Накадзима отказался вести своих людей на эту грозящую гибелью полосу. Он повел строй назад к основному аэродрому, расположенному на южных склонах гор вулканического острова. Посадочная полоса там была широкой и длинной. Один за другим истребители стали опускаться на нее.

Вдоль длинной полосы в линию вытянулось около сотни самолетов. Места для стоянки нашим истребителям не осталось.

Накадзима, помахав рукой над кабиной, подал сигнал истребителям следовать за ним. От основного аэродрома к запасному вела длинная извилистая дорога. Расстояние было более мили, к тому же вторая полоса находилась выше той, которую мы сейчас покидали. Меня разбирал смех, пока я трясся в своем Зеро, выруливая вдоль дороги. Тогда я в первый – и последний – раз взбирался в гору на движущемся по склону истребителе в составе колонны из тридцати самолетов.

Солдаты расквартированного здесь батальона, разинув от удивления рот, наблюдали за движением нашей странной колонны, оставлявшей за собой облака пыли. Многие показывали на нас пальцами и громко гоготали. Но нам было не до смеха. Выруливать в Зеро вверх по извилистому склону, когда впереди тебя находится один истребитель, а позади вращающийся пропеллер другого, было не менее рискованно, чем держаться в сомкнутом строю в густом тумане.

К счастью, мы прибыли на Иводзиму в период временного затишья боевых действий. Лишь за день до нашего прибытия остров содрогался от взрывов тысяч снарядов, выпущенных из орудий соединения американских кораблей, находившихся в открытом море. Сейчас они вернулись к Сайпану и занимались методичным разрушением расположенных на этом острове оборонительных сооружений.

Три дня война обходила Иводзиму стороной. Этот остров отнюдь нельзя назвать местом, где здравомыслящий человек захотел бы добровольно оставаться. Островок был таким же мрачным, враждебным и неудобным, как Рабаул. Но мы были предоставлены сами себе, и, пользуясь временным затишьем, купались в горячих источниках, бурлящих среди скал в разных концах острова.

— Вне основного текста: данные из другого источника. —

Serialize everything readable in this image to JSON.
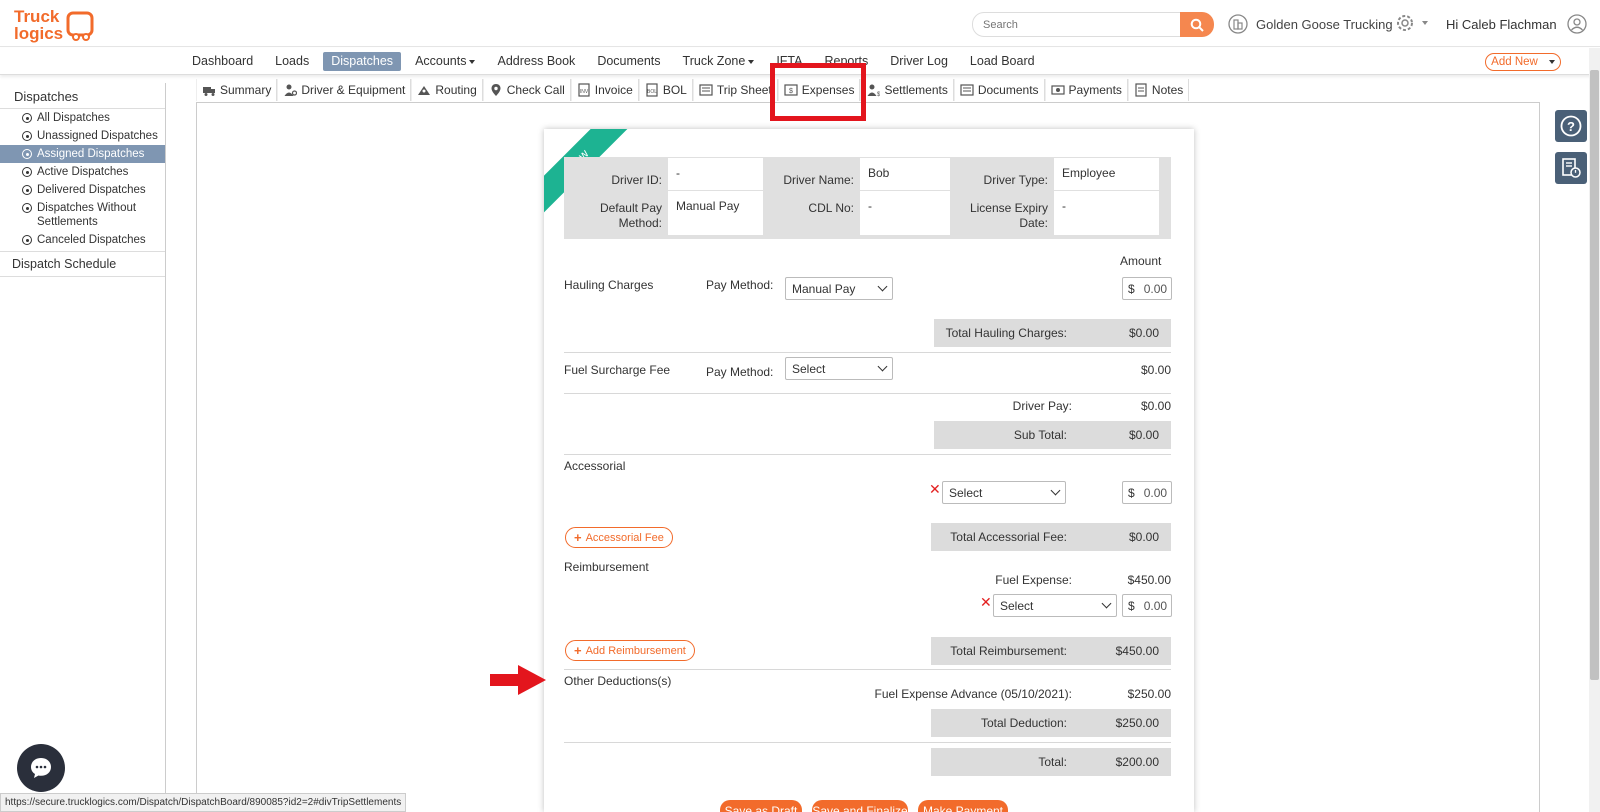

Никогда еще война не казалась нам такой странной. Мы уже знали о сокрушительном поражении нашего флота в морском сражении у Марианских островов и гибели почти всех летчиков, пилотировавших базировавшиеся на авианосцах самолеты. Не приходилось сомневаться, что благодаря своей мощи силы американцев, осуществляющие вторжение при поддержке сотен самолетов и тысяч тяжелых корабельных орудий, вскоре полностью уничтожат наши находящиеся на Сайпане войска. А мы тем временем принимали горячие ванны на Иводзиме.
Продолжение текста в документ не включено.